Before you do a hypothesis test, you must choose a significance level for the test. Use the significance level to judge whether the test results are statistically significant. The significance level also determines the probability of error that is inherent in the test.
If the probability that an event occurs is less than α, the usual interpretation is that the event did not occur by chance. Formally, α is the maximum acceptable level of risk for rejecting a true null hypothesis (Type I error) and is expressed as a probability ranging between 0 and 1. The smaller the significance level, the less likely you are to make a Type I error, and the more likely you are to make a Type II error. Therefore, you should choose an alpha that balances these opposing risks of error based on their practical consequences in your specific situation.
Choose a larger alpha, such as 0.10, to be more certain that you will not miss detecting a difference that might exist.
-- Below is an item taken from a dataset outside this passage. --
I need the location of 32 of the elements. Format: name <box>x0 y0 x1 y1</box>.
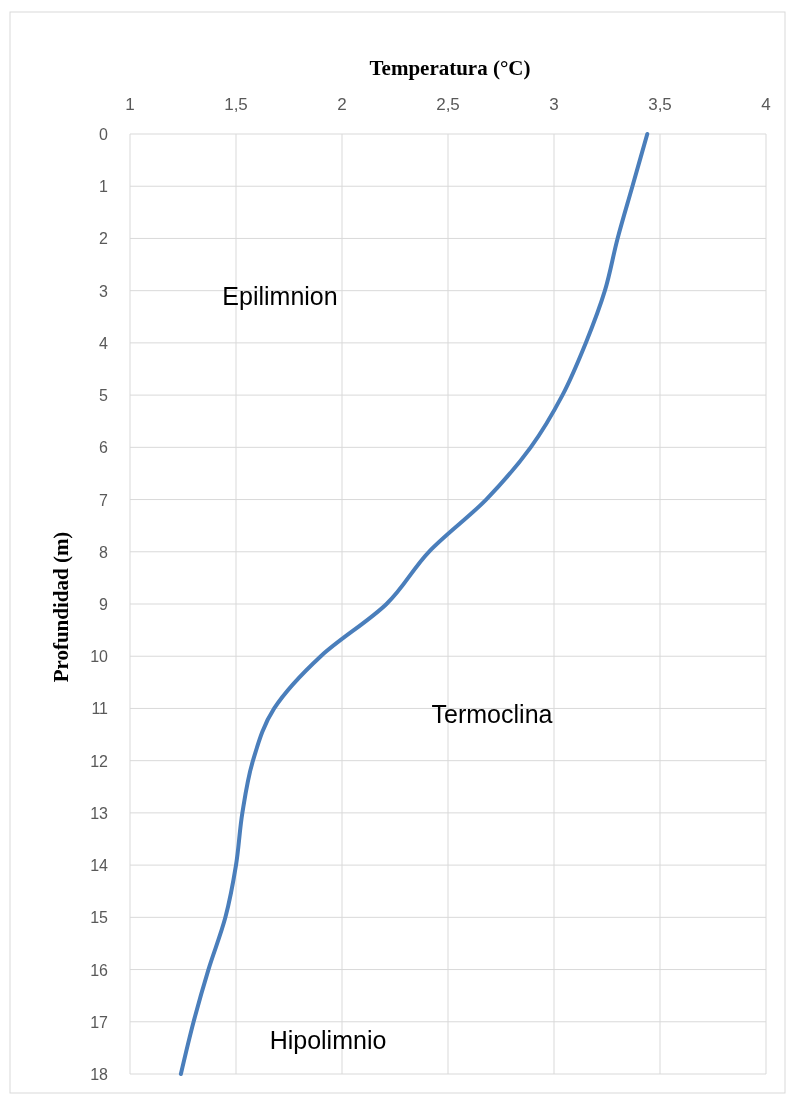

For example, an engine manufacturer wants to compare the stability of new ball bearings with the current ones. If the new ball bearings are less stable, customers could have disastrous consequences. Therefore, they choose an α of 0.1 to be more certain that they will detect any possible difference in the stability.
Choose a smaller alpha, such as 0.01, to be more certain that you will only detect a difference that really does exist.
For example, a pharmaceutical company wants to be very certain before making an advertising claim that its new product significantly reduces symptoms. The company chooses an α of 0.001 to be sure that any significant difference in symptoms that they detect actually does exist.